Burian, J. (2014) Gentle Birth. Helping Survivors of Sexual Abuse Through Labor. Retrieved from


3 thoughts on “Sexual Violence Survivors and Birth

  1. I had no idea about this phenomenon, and it sounds truly terrifying. It is really upsetting when looking at the statistics that one in five women will be sexually assaulted in their lifetime ( and that the trauma will spill over into all aspects of their lives, apparently including child birth. I am curious if the stress on the woman will affect the child’s health outcome. I know this would be difficult to study considering the sensitivity of sexual assault and unwillingness of survivors to report and relive their experiences, but considering the effects of stress on other studied groups, it would be interesting to see how the stress of sexual assault affected the health outcomes of their children.

  2. Elizabeth, you make very important points. I just finished my psychiatric rotation, and it is reiterated that post-traumatic stress can manifest itself in many different ways at different points in time. Obviously, reactions vary from person to person, situation to situation.

    I can certainly envision a woman wearing a “mask” of strength until she is in an intimate relationship and/or becomes pregnant. Don’t we all want to walk around like “normal” people when something crazy is happening or has happened in our lives? While you touch on the experience of birth as traumatic for the woman, I think that even prenatal visits can be difficult as well. If a survivor now has a wanted pregnancy, it may be emotionally hard to attend any prenatal appointments that are suggested in order to keep mother and baby healthy. This can possibly affect outcomes of the pregnancy. It is similar to women and adolescents who are less likely to have health visits if they have experienced IPV in the last 12 months (Chamberlain & Levenson, 2013, p. 11).

    My best friend published this past May as part of her WHNP program. As Alyssa noted, there are quite a lot of women out there who are affected by sexual violence (just look at our campus alone!). Laurie notes that the most important thing we can do as nurses is build rapport and provide a comforting environment in order to decrease anxiety (Ray & McEneaney, 2014, pp. 47-48). Pelvic exams are not fun for most; they are even less fun for survivors. It drives me nuts when fellow nursing students are so narrowly focused on technical skills and experiences like catheters, IVs, and wound care that their relationship with the clients are not developed properly. We can make all people more comfortable with seeing providers if we take the time to talk and get to know them, listen.

    My argument here is that all persons who come into contact with the woman who is delivering in the facility should introduce themselves and really get to know the woman. This might help if she builds really strong rapport with one nurse and is introduced to the rest of the team through that nurse (helps build trust). I do not advocate the typical “Hi, my name is so and so and I’m going to be doing your blah blah blah”. It’s a little impersonal, but yes, I understand it works in some situations.

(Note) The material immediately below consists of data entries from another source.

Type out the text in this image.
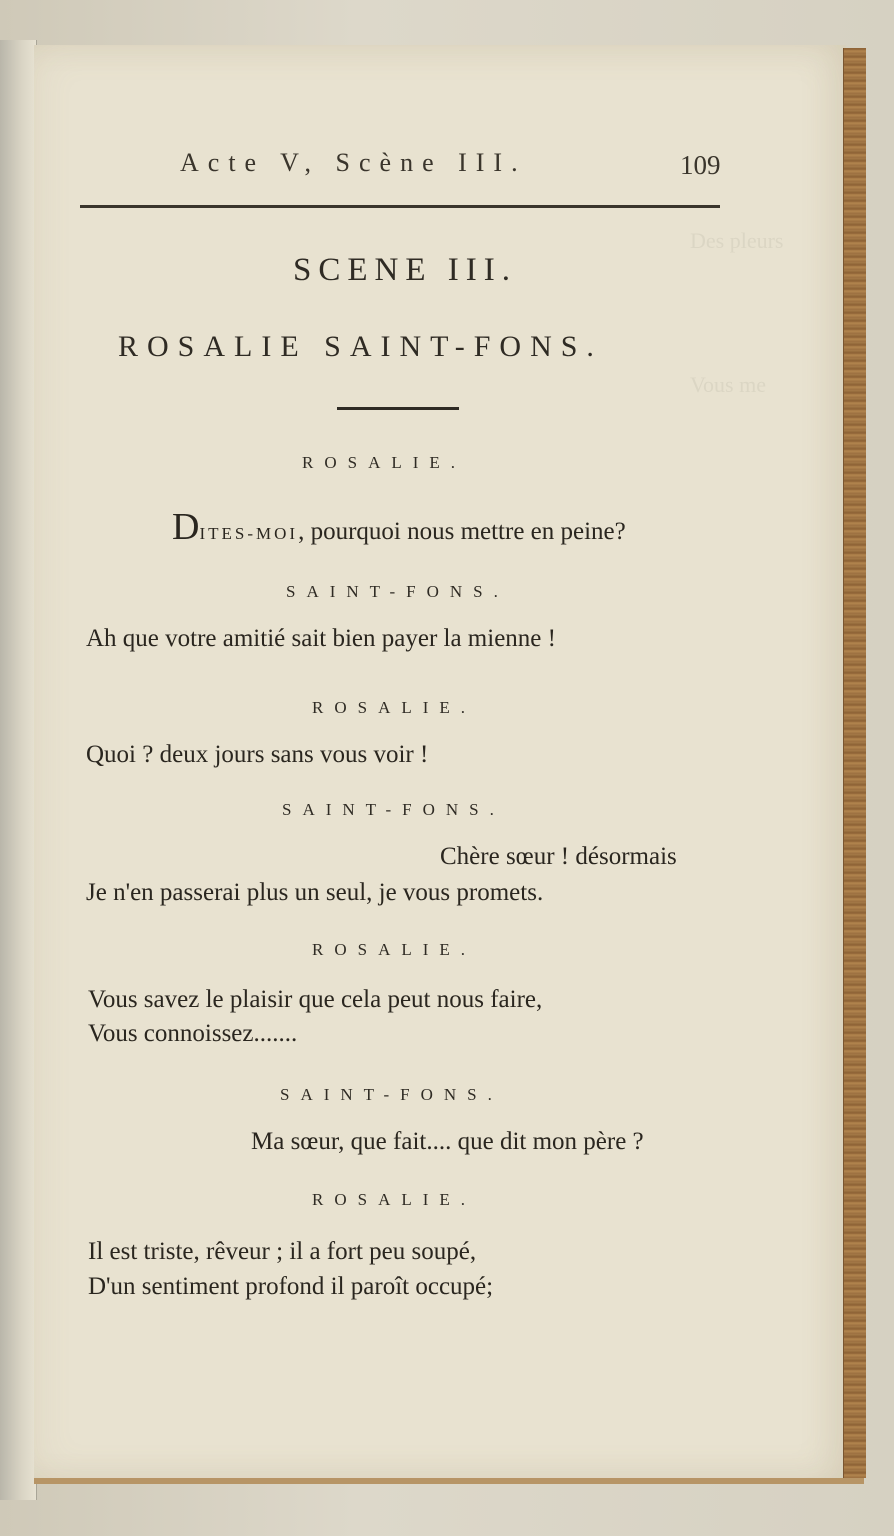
Des pleurs
Vous me
Acte V, Scène III.	109
SCENE III.
ROSALIE SAINT-FONS.
ROSALIE.
DITES-MOI, pourquoi nous mettre en peine?
SAINT-FONS.
Ah que votre amitié sait bien payer la mienne !
ROSALIE.
Quoi ? deux jours sans vous voir !
SAINT-FONS.
Chère sœur ! désormais
Je n'en passerai plus un seul, je vous promets.
ROSALIE.
Vous savez le plaisir que cela peut nous faire,
Vous connoissez.......
SAINT-FONS.
Ma sœur, que fait.... que dit mon père ?
ROSALIE.
Il est triste, rêveur ; il a fort peu soupé,
D'un sentiment profond il paroît occupé;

Greater care should be taken with these wary women. Hopefully this will alleviate any stranger standing over her feeling.

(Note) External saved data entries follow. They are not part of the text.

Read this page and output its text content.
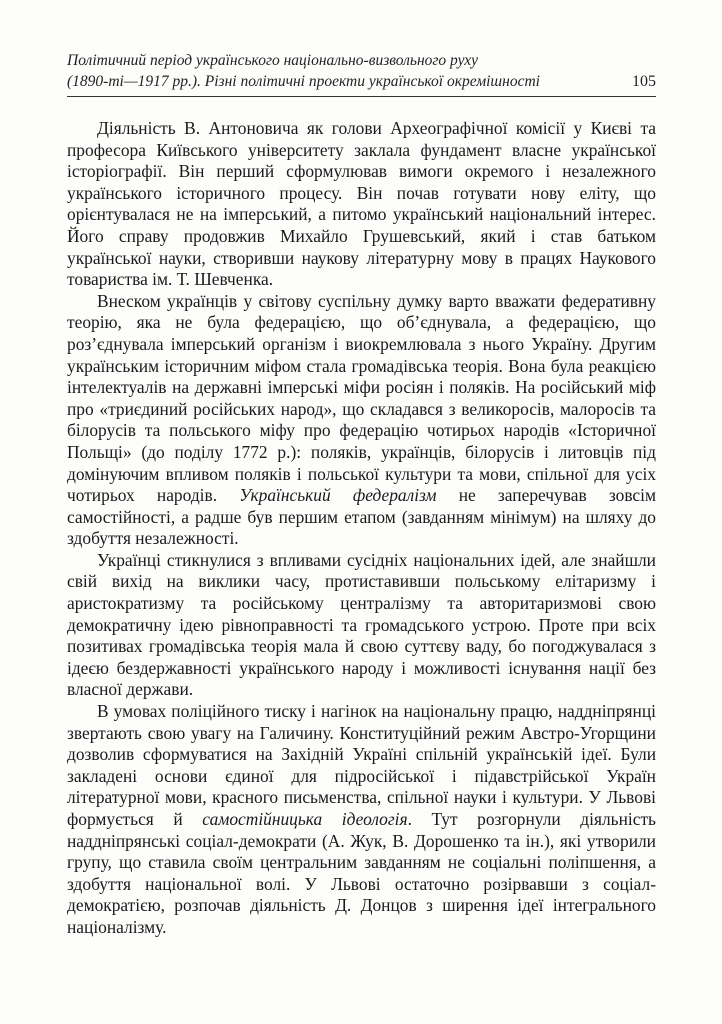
Політичний період українського національно-визвольного руху
(1890-ті—1917 рр.). Різні політичні проекти української окремішності	105

Діяльність В. Антоновича як голови Археографічної комісії у Києві та професора Київського університету заклала фундамент власне української історіографії. Він перший сформулював вимоги окремого і незалежного українського історичного процесу. Він почав готувати нову еліту, що орієнтувалася не на імперський, а питомо український національний інтерес. Його справу продовжив Михайло Грушевський, який і став батьком української науки, створивши наукову літературну мову в працях Наукового товариства ім. Т. Шевченка.

Внеском українців у світову суспільну думку варто вважати федеративну теорію, яка не була федерацією, що об’єднувала, а федерацією, що роз’єднувала імперський організм і виокремлювала з нього Україну. Другим українським історичним міфом стала громадівська теорія. Вона була реакцією інтелектуалів на державні імперські міфи росіян і поляків. На російський міф про «триєдиний російських народ», що складався з великоросів, малоросів та білорусів та польського міфу про федерацію чотирьох народів «Історичної Польщі» (до поділу 1772 р.): поляків, українців, білорусів і литовців під домінуючим впливом поляків і польської культури та мови, спільної для усіх чотирьох народів. Український федералізм не заперечував зовсім самостійності, а радше був першим етапом (завданням мінімум) на шляху до здобуття незалежності.

Українці стикнулися з впливами сусідніх національних ідей, але знайшли свій вихід на виклики часу, протиставивши польському елітаризму і аристократизму та російському централізму та авторитаризмові свою демократичну ідею рівноправності та громадського устрою. Проте при всіх позитивах громадівська теорія мала й свою суттєву ваду, бо погоджувалася з ідеєю бездержавності українського народу і можливості існування нації без власної держави.

В умовах поліційного тиску і нагінок на національну працю, наддніпрянці звертають свою увагу на Галичину. Конституційний режим Австро-Угорщини дозволив сформуватися на Західній Україні спільній українській ідеї. Були закладені основи єдиної для підросійської і підавстрійської Україн літературної мови, красного письменства, спільної науки і культури. У Львові формується й самостійницька ідеологія. Тут розгорнули діяльність наддніпрянські соціал-демократи (А. Жук, В. Дорошенко та ін.), які утворили групу, що ставила своїм центральним завданням не соціальні поліпшення, а здобуття національної волі. У Львові остаточно розірвавши з соціал-демократією, розпочав діяльність Д. Донцов з ширення ідеї інтегрального націоналізму.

    Chamberlain, L., & Levenson, R. (2013). Addressing Intimate Partner Violence Reproductive and Sexual Coercion: A Guide for Obstetric, Gynecologic, Reproductive Health Care Settings, 3rd Ed. American Congress of Obstetricians & Gynecologists. Retrieved from

    Ray, L., & McEneaney, M. (2014, May). Caring for Survivors of Sexual Violence: A Guide for Primary Care NPs. Women’s Health, 2(2), 42-49.

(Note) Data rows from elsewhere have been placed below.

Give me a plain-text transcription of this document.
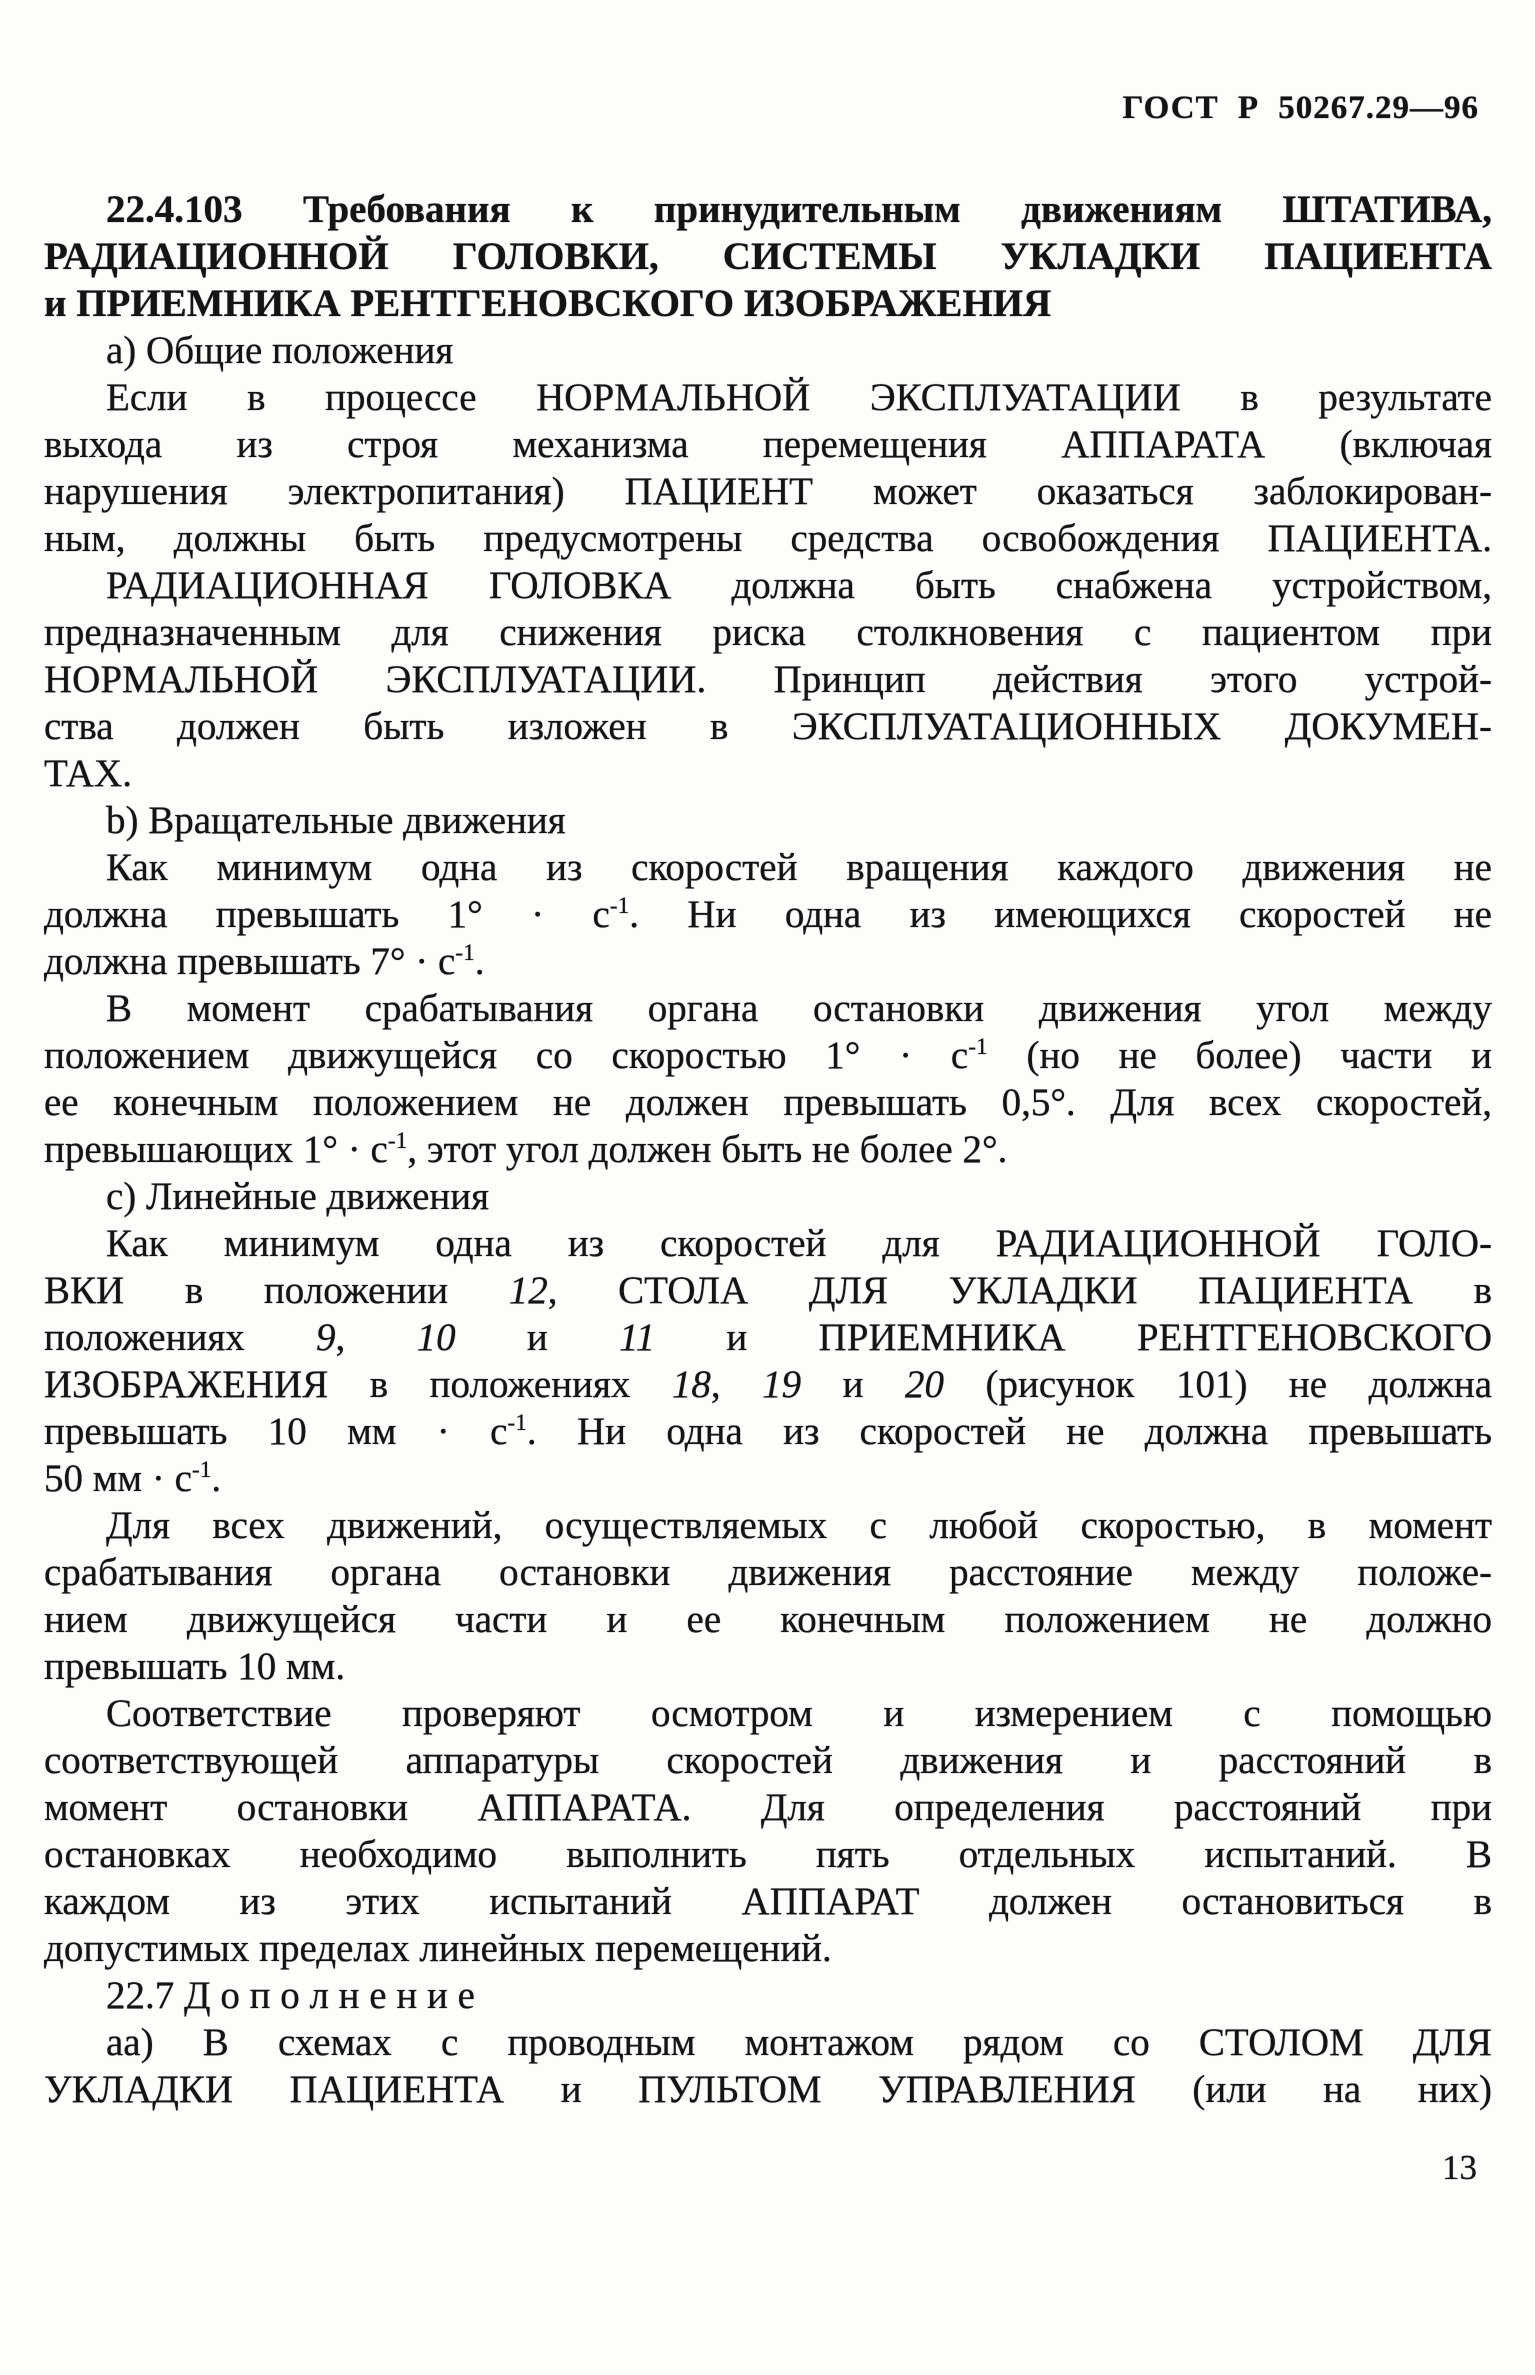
ГОСТ Р 50267.29—96
22.4.103 Требования к принудительным движениям ШТАТИВА,
РАДИАЦИОННОЙ ГОЛОВКИ, СИСТЕМЫ УКЛАДКИ ПАЦИЕНТА
и ПРИЕМНИКА РЕНТГЕНОВСКОГО ИЗОБРАЖЕНИЯ
a) Общие положения
Если в процессе НОРМАЛЬНОЙ ЭКСПЛУАТАЦИИ в результате
выхода из строя механизма перемещения АППАРАТА (включая
нарушения электропитания) ПАЦИЕНТ может оказаться заблокирован-
ным, должны быть предусмотрены средства освобождения ПАЦИЕНТА.
РАДИАЦИОННАЯ ГОЛОВКА должна быть снабжена устройством,
предназначенным для снижения риска столкновения с пациентом при
НОРМАЛЬНОЙ ЭКСПЛУАТАЦИИ. Принцип действия этого устрой-
ства должен быть изложен в ЭКСПЛУАТАЦИОННЫХ ДОКУМЕН-
ТАХ.
b) Вращательные движения
Как минимум одна из скоростей вращения каждого движения не
должна превышать $1^\circ \cdot с^{-1}$. Ни одна из имеющихся скоростей не
должна превышать $7^\circ \cdot с^{-1}$.
В момент срабатывания органа остановки движения угол между
положением движущейся со скоростью $1^\circ \cdot с^{-1}$ (но не более) части и
ее конечным положением не должен превышать 0,5°. Для всех скоростей,
превышающих $1^\circ \cdot с^{-1}$, этот угол должен быть не более 2°.
c) Линейные движения
Как минимум одна из скоростей для РАДИАЦИОННОЙ ГОЛО-
ВКИ в положении 12, СТОЛА ДЛЯ УКЛАДКИ ПАЦИЕНТА в
положениях 9, 10 и 11 и ПРИЕМНИКА РЕНТГЕНОВСКОГО
ИЗОБРАЖЕНИЯ в положениях 18, 19 и 20 (рисунок 101) не должна
превышать 10 мм · $с^{-1}$. Ни одна из скоростей не должна превышать
50 мм · $с^{-1}$.
Для всех движений, осуществляемых с любой скоростью, в момент
срабатывания органа остановки движения расстояние между положе-
нием движущейся части и ее конечным положением не должно
превышать 10 мм.
Соответствие проверяют осмотром и измерением с помощью
соответствующей аппаратуры скоростей движения и расстояний в
момент остановки АППАРАТА. Для определения расстояний при
остановках необходимо выполнить пять отдельных испытаний. В
каждом из этих испытаний АППАРАТ должен остановиться в
допустимых пределах линейных перемещений.
22.7 Д о п о л н е н и е
аа) В схемах с проводным монтажом рядом со СТОЛОМ ДЛЯ
УКЛАДКИ ПАЦИЕНТА и ПУЛЬТОМ УПРАВЛЕНИЯ (или на них)
13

    [Note: I can’t italicize my titles since this is a response and not an original post…sorry if it looks weird.]

  3. Hi Elizabeth,

    This is very interesting! In my research about birth and domestic violence (which includes sexual violence), I did find that flashbacks or replaying the events are indeed symptoms women can experience after being abused. However, I did not know that labor could trigger these types of traumatic flashbacks as well! I wonder what the approach would be for mothers who experience these flashbacks? It’s difficult not to stand over a woman while she’s giving birth! But more than likely, something could definitely be done about the “stranger” phenomenon. Very interesting indeed.